Parking: Plenty of car parking
Facilities: Public toilets 150m away at the car park.
GoodGrub Restaurant (food, drink, toilets, first aid, fire exts)
Opening hours: 10am-9pm Thursday-Monday
Stone Store (shop, drinks, ice creams, defibrillator)
Opening hours:. 10am-5pm 7 days
Tidal Access: Usable at all tides
Local Hazards: Rocks and submerged objects at low tide.

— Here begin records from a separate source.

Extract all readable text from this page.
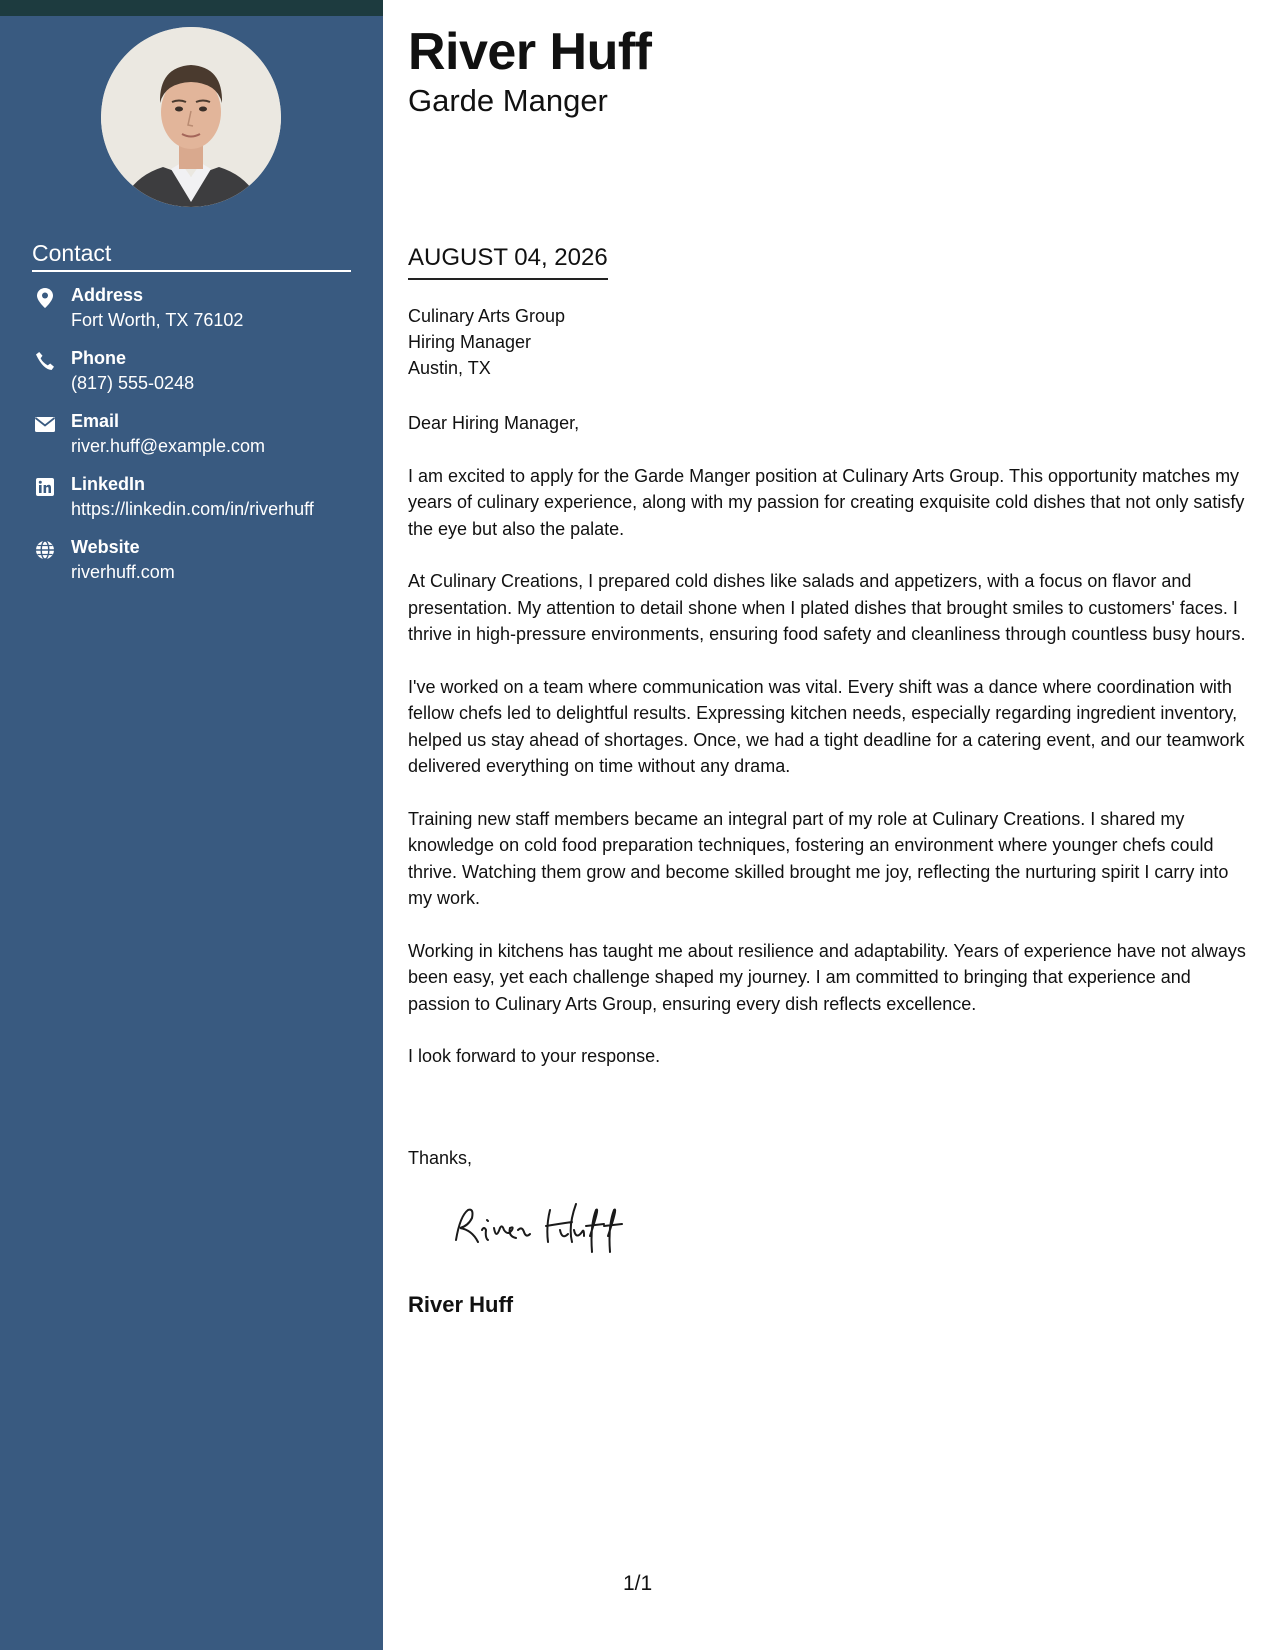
Contact
Address
Fort Worth, TX 76102
Phone
(817) 555-0248
Email
river.huff@example.com
LinkedIn
https://linkedin.com/in/riverhuff
Website
riverhuff.com
River Huff
Garde Manger
AUGUST 04, 2026
Culinary Arts Group
Hiring Manager
Austin, TX
Dear Hiring Manager,

I am excited to apply for the Garde Manger position at Culinary Arts Group. This opportunity matches my years of culinary experience, along with my passion for creating exquisite cold dishes that not only satisfy the eye but also the palate.

At Culinary Creations, I prepared cold dishes like salads and appetizers, with a focus on flavor and presentation. My attention to detail shone when I plated dishes that brought smiles to customers' faces. I thrive in high-pressure environments, ensuring food safety and cleanliness through countless busy hours.

I've worked on a team where communication was vital. Every shift was a dance where coordination with fellow chefs led to delightful results. Expressing kitchen needs, especially regarding ingredient inventory, helped us stay ahead of shortages. Once, we had a tight deadline for a catering event, and our teamwork delivered everything on time without any drama.

Training new staff members became an integral part of my role at Culinary Creations. I shared my knowledge on cold food preparation techniques, fostering an environment where younger chefs could thrive. Watching them grow and become skilled brought me joy, reflecting the nurturing spirit I carry into my work.

Working in kitchens has taught me about resilience and adaptability. Years of experience have not always been easy, yet each challenge shaped my journey. I am committed to bringing that experience and passion to Culinary Arts Group, ensuring every dish reflects excellence.

I look forward to your response.

Thanks,
River Huff
1/1
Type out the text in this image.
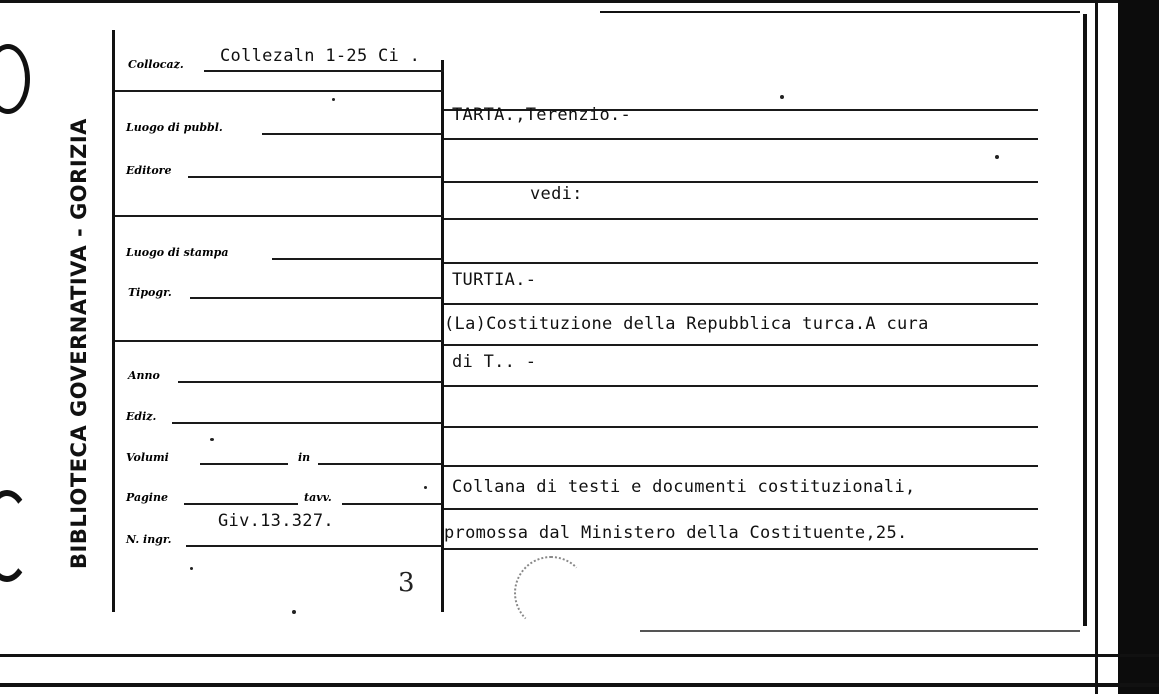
BIBLIOTECA GOVERNATIVA - GORIZIA
Collocaz.
Luogo di pubbl.
Editore
Luogo di stampa
Tipogr.
Anno
Ediz.
Volumi	in
Pagine	tavv.
N. ingr.
Collezaln 1-25 Ci .
Giv.13.327.
TARTA.,Terenzio.-
vedi:
TURTIA.-
(La)Costituzione della Repubblica turca.A cura
di T.. -
Collana di testi e documenti costituzionali,
promossa dal Ministero della Costituente,25.
3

Some occasional boat traffic.
Unprotected drops at wharf edge
Coaches and buses turning
Emergency Access: Very good. 5 minutes from nearest St Johns Centre.
Address: 150 Beach Road, Newtown.
Phone Signal: Yes, all bands.
Nearby residents: 500m away up the main road, if shop/cafe is shut.
Defibrillators: GoodGrub Restaurant, hanging up behind the till.
Fire Extinguishers: GoodGrub Restaurant, in front and back kitchen
Fire hose on the outside wall
Lat/Long: 35°13’04.5″S, 173°57’46.7″E
Appendix 1: Equipment Maintenance Schedule
Write in your standard daily, weekly and monthly equipment maintenance and checking schedule for the following.
[adjust Emergency Kit and Paperwork to suit your particular set up and requirements]
All items present:
- First Aid Kit
- Fire extinguisher
- Extra survival blankets
- Notes folder, all EAPs and sufficient Incident Forms
Replenish any used items
Waiver forms and brochures in the bag
Appendix 2: Standard Safety Briefings
[Insert your standard safety briefing texts here]
Other Possible Inclusions
The SOPs are the place to include any other relevant documentation for your operation, such as:
- Child Protection Policies
- Drug & Alcohol Policies
- Equipment Manifests
- Client Confidentiality Procedures
- Professional Development Policies
A good SOPs document should essentially give another operator (with the appropriate experience) all the information they need to step into your shoes and run your business.
Once you have written your SOP, don’t just file it away and forget about it. Many operators inevitably don’t refer to their SOPs that often, preferring to run the business from ‘within their head’. However, it’s all too easy to forget or overlook something , which could then create much bigger problems. Proper procedures and a methodical approach makes for less hassle, more control and a much safer environment.